26.1
Cleavages and Conflicts in Aging Societies: Generation, Age, Class?

Thursday, July 17, 2014: 12:30 PM
Room: 502
Oral Presentation
Martin KOHLI , Dept of Social and Political Sciences, European University Institute, San Domenico di Fiesole, Italy

Fifty years ago, inequality in developed societies disadvantaged the elderly. Becoming old could mean falling into poverty, and some sociologists interpreted retirement as a form of social exclusion and alienation. Today, the tide has turned: the elderly have benefitted from the expansion of the welfare state, and some sociologists paint the bleak picture of a coming gerontocracy. The discourse of “intergenerational equity” faults the elderly for monopolizing resources and endangering our future.
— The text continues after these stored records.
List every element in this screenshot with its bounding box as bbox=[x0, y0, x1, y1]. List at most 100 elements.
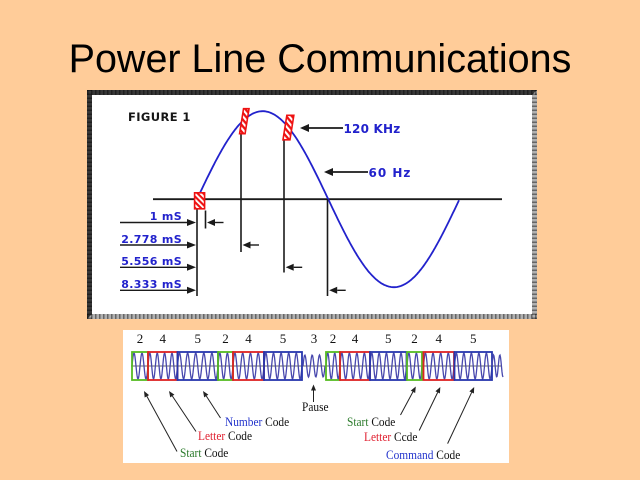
arrow-time-2-head bbox=[187, 263, 196, 271]
arrow-command-code bbox=[447, 387, 475, 444]
time-label-8-333-mS: 8.333 mS bbox=[121, 277, 182, 291]
number-code-label: Number Code bbox=[225, 414, 289, 430]
slide-title: Power Line Communications bbox=[68, 37, 572, 81]
start-code-left-label: Start Code bbox=[180, 445, 228, 461]
arrow-60hz-head bbox=[324, 168, 333, 176]
cycle-count-8: 4 bbox=[351, 330, 359, 346]
arrow-start-code-left-head bbox=[144, 391, 150, 398]
arrow-letter-code-right-line bbox=[418, 392, 439, 431]
arrow-letter-code-right bbox=[418, 387, 441, 431]
label-60hz: 60 Hz bbox=[368, 165, 412, 180]
letter-code-right-label-part-0: Letter bbox=[364, 428, 392, 444]
letter-code-left-label: Letter Code bbox=[198, 428, 252, 444]
letter-code-right-label: Letter Ccde bbox=[364, 429, 417, 445]
burst-wave-9-number bbox=[369, 351, 408, 381]
figure2-graphic bbox=[131, 351, 504, 452]
number-code-label-part-0: Number bbox=[225, 414, 263, 429]
cycle-count-11: 4 bbox=[435, 330, 443, 346]
arrow-start-code-right-line bbox=[400, 391, 414, 416]
arrow-60hz bbox=[324, 168, 368, 176]
burst-wave-8-letter bbox=[339, 351, 371, 381]
command-code-label-part-0: Command bbox=[385, 447, 434, 463]
arrow-dim-1-head bbox=[242, 241, 251, 249]
arrow-letter-code-left-line bbox=[171, 395, 197, 432]
arrow-dim-2 bbox=[285, 263, 303, 271]
arrow-time-0-head bbox=[187, 219, 196, 226]
cycle-count-4: 4 bbox=[245, 330, 252, 346]
arrow-command-code-line bbox=[447, 392, 473, 444]
cycle-count-2: 5 bbox=[194, 330, 202, 346]
command-code-label-part-1: Code bbox=[433, 447, 461, 463]
cycle-count-12: 5 bbox=[470, 330, 477, 346]
cycle-count-10: 2 bbox=[411, 330, 418, 346]
cycle-count-7: 2 bbox=[329, 330, 337, 346]
arrow-letter-code-left bbox=[169, 391, 197, 432]
arrow-letter-code-right-head bbox=[435, 387, 441, 394]
arrow-time-1 bbox=[120, 241, 196, 249]
burst-wave-2-number bbox=[176, 351, 219, 381]
arrow-time-2 bbox=[120, 263, 196, 271]
number-code-label-part-1: Code bbox=[262, 414, 290, 429]
burst-wave-11-letter bbox=[422, 351, 455, 381]
time-label-2-778-mS: 2.778 mS bbox=[121, 232, 182, 246]
label-120khz: 120 KHz bbox=[343, 121, 401, 136]
letter-code-left-label-part-1: Code bbox=[225, 427, 253, 443]
burst-wave-0-start bbox=[131, 351, 149, 381]
arrow-dim-1 bbox=[242, 241, 259, 249]
cycle-count-5: 5 bbox=[279, 330, 287, 346]
marker-zero-crossing bbox=[193, 192, 206, 210]
cycle-count-6: 3 bbox=[310, 330, 318, 346]
arrow-dim-0 bbox=[207, 219, 224, 226]
marker-burst-1 bbox=[238, 107, 250, 135]
letter-code-left-label-part-0: Letter bbox=[198, 427, 226, 443]
arrow-pause bbox=[311, 384, 316, 402]
arrow-start-code-left bbox=[144, 391, 178, 452]
arrow-120khz bbox=[300, 124, 343, 132]
frame-texture-right bbox=[532, 90, 537, 319]
cycle-count-9: 5 bbox=[385, 330, 392, 346]
figure1-graphic bbox=[120, 107, 502, 296]
code-box-10-start bbox=[406, 351, 423, 381]
arrow-letter-code-left-head bbox=[169, 391, 175, 398]
command-code-label: Command Code bbox=[386, 447, 460, 463]
burst-wave-12-number bbox=[453, 351, 493, 381]
arrow-command-code-head bbox=[469, 387, 475, 394]
figure2-panel bbox=[123, 330, 509, 463]
letter-code-right-label-part-1: Ccde bbox=[391, 428, 418, 444]
arrow-pause-head bbox=[311, 384, 316, 391]
time-label-1-mS: 1 mS bbox=[149, 210, 182, 223]
arrow-start-code-left-line bbox=[146, 396, 178, 452]
cycle-count-0: 2 bbox=[136, 330, 144, 346]
arrow-dim-2-head bbox=[285, 263, 294, 271]
arrow-start-code-right-head bbox=[410, 386, 416, 393]
figure1-caption: FIGURE 1 bbox=[128, 109, 191, 124]
frame-texture-bottom bbox=[87, 314, 537, 319]
burst-wave-3-start bbox=[217, 351, 234, 381]
burst-wave-4-letter bbox=[232, 351, 265, 381]
start-code-right-label-part-1: Code bbox=[368, 414, 395, 430]
start-code-left-label-part-0: Start bbox=[180, 445, 202, 461]
burst-wave-6-pause bbox=[302, 353, 326, 379]
figure1-panel bbox=[87, 90, 537, 319]
frame-texture-left bbox=[87, 90, 92, 319]
arrow-number-code-head bbox=[203, 391, 209, 398]
arrow-start-code-right bbox=[400, 386, 416, 416]
burst-wave-1-letter bbox=[147, 351, 179, 381]
start-code-right-label: Start Code bbox=[347, 414, 395, 430]
arrow-time-3 bbox=[120, 286, 196, 294]
time-label-5-556-mS: 5.556 mS bbox=[121, 254, 182, 268]
arrow-dim-0-head bbox=[207, 219, 215, 226]
trailing-wave bbox=[491, 353, 504, 378]
burst-wave-10-start bbox=[406, 351, 423, 381]
cycle-count-3: 2 bbox=[222, 330, 229, 346]
arrow-number-code bbox=[203, 391, 221, 419]
arrow-dim-3 bbox=[329, 286, 346, 294]
arrow-120khz-head bbox=[300, 124, 309, 132]
arrow-time-0 bbox=[120, 219, 196, 226]
pause-label: Pause bbox=[301, 399, 329, 414]
frame-texture-top bbox=[87, 90, 537, 95]
code-box-5-number bbox=[263, 351, 303, 381]
arrow-time-3-head bbox=[187, 286, 196, 294]
arrow-number-code-line bbox=[205, 395, 221, 419]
However, it remains essential to assess the extent of the generational cleavage per se and the extent to which it masks the continued existence of the “old” class cleavage between wealthy and poor (or owners and workers). There are moreover “new” cleavages such as those of gender and ethnicity (or “race”). Emphasizing the generational conflict tends to downplay other inequalities, and by this, risks being ideological.
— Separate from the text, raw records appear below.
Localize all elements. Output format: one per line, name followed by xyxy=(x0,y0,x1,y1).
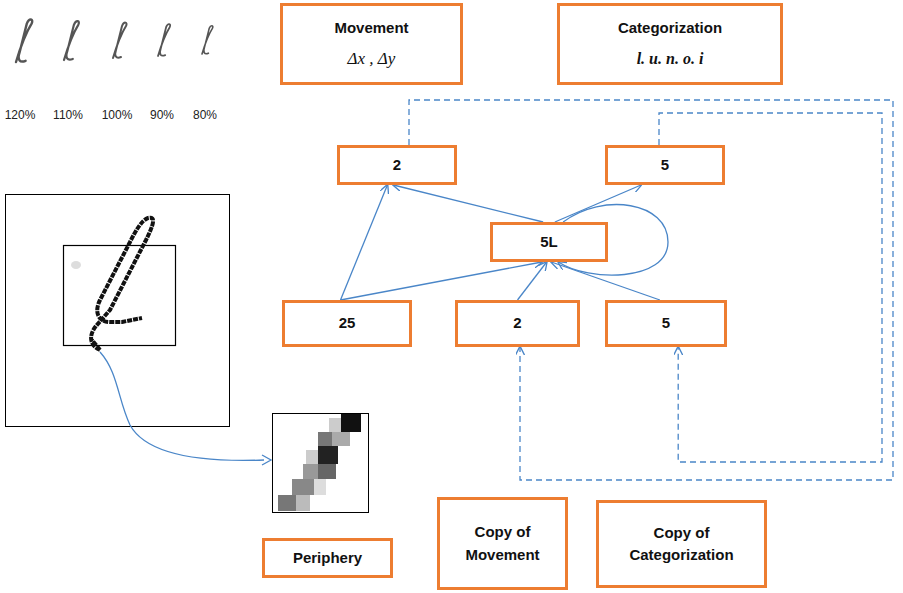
movement-box: Movement Δx , Δy xyxy=(280,3,463,85)
letter-sample xyxy=(64,21,79,60)
input-box: 25 xyxy=(282,300,412,347)
grey-blob xyxy=(71,261,81,269)
node-title: 25 xyxy=(339,312,356,335)
hidden-layer-box: 5L xyxy=(490,222,608,262)
node-title: 5 xyxy=(662,312,670,335)
category-unit: 5 xyxy=(605,145,725,185)
node-title: 2 xyxy=(513,312,521,335)
node-title: Copy of Movement xyxy=(446,521,559,566)
pixel-patch xyxy=(273,414,369,513)
movement-unit: 2 xyxy=(337,145,457,185)
scale-label: 80% xyxy=(193,108,217,122)
node-title: 2 xyxy=(393,154,401,177)
node-subtitle: l. u. n. o. i xyxy=(637,47,704,71)
scale-label: 120% xyxy=(5,108,36,122)
copy-box: Copy of Movement xyxy=(437,497,568,590)
handwritten-letter xyxy=(91,218,153,350)
feedback-connector xyxy=(409,100,893,480)
node-title: Copy of Categorization xyxy=(605,522,758,567)
letter-sample xyxy=(16,20,32,62)
scale-label: 90% xyxy=(150,108,174,122)
leader-arrowhead xyxy=(262,455,271,465)
letter-sample xyxy=(158,24,170,56)
connector-arrow xyxy=(551,262,660,300)
node-title: Movement xyxy=(334,17,408,40)
retina-frame xyxy=(6,195,230,427)
connector-arrow xyxy=(555,185,641,222)
scaled-letter-samples xyxy=(16,20,213,62)
scale-label: 110% xyxy=(53,108,83,122)
connector-arrow xyxy=(518,262,547,300)
connector-arrow xyxy=(341,262,542,300)
category-input-box: 5 xyxy=(605,300,727,347)
node-title: Periphery xyxy=(293,547,362,570)
connector-arrow xyxy=(341,185,388,300)
copy-box: Copy of Categorization xyxy=(596,500,767,588)
node-title: 5 xyxy=(661,154,669,177)
node-subtitle: Δx , Δy xyxy=(348,46,396,72)
connector-arrow xyxy=(393,185,543,222)
scale-label: 100% xyxy=(102,108,133,122)
movement-input-box: 2 xyxy=(455,300,580,347)
periphery-box: Periphery xyxy=(262,538,393,578)
letter-sample xyxy=(202,26,213,54)
categorization-box: Categorization l. u. n. o. i xyxy=(557,3,783,85)
node-title: 5L xyxy=(540,231,558,254)
zoom-leader xyxy=(100,352,264,460)
node-title: Categorization xyxy=(618,17,722,40)
letter-sample xyxy=(113,23,127,58)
I will briefly retrace the stages of this discourse, and then examine the current extent of cleavages among generations or age groups in terms of economic well-being and social inclusion. How these cleavages turn into conflicts depends on their potential for mobilization, which I will assess  by examining political attitudes, participation and voting. The result is that the salience of generational conflicts is (so far) low, which I attribute to the mediating function of political institutions and of generational relations and transfers in families.
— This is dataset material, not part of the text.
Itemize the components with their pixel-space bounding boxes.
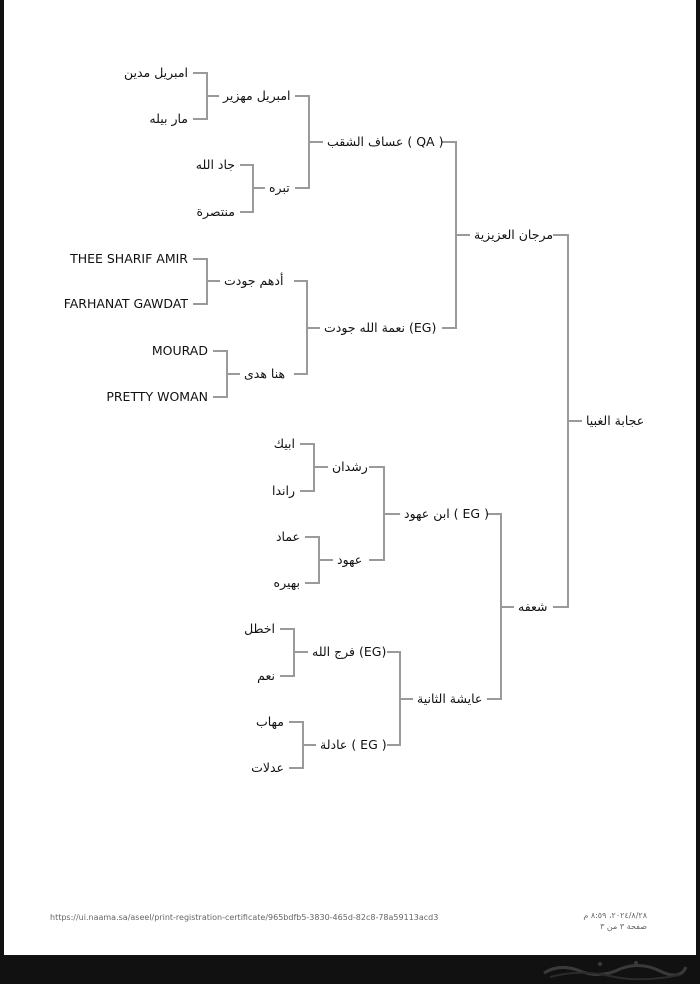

Class inequalities cumulate in old age, and class cleavages may thus deepen in future aging societies, but the potential for class mobilization seems to fade away. Generational cleavages may also deepen, not least through the current trends towards welfare state retrenchment. Whether they will lead to generational mobilization depends on the continued viability of the mediating institutions in politics and the family.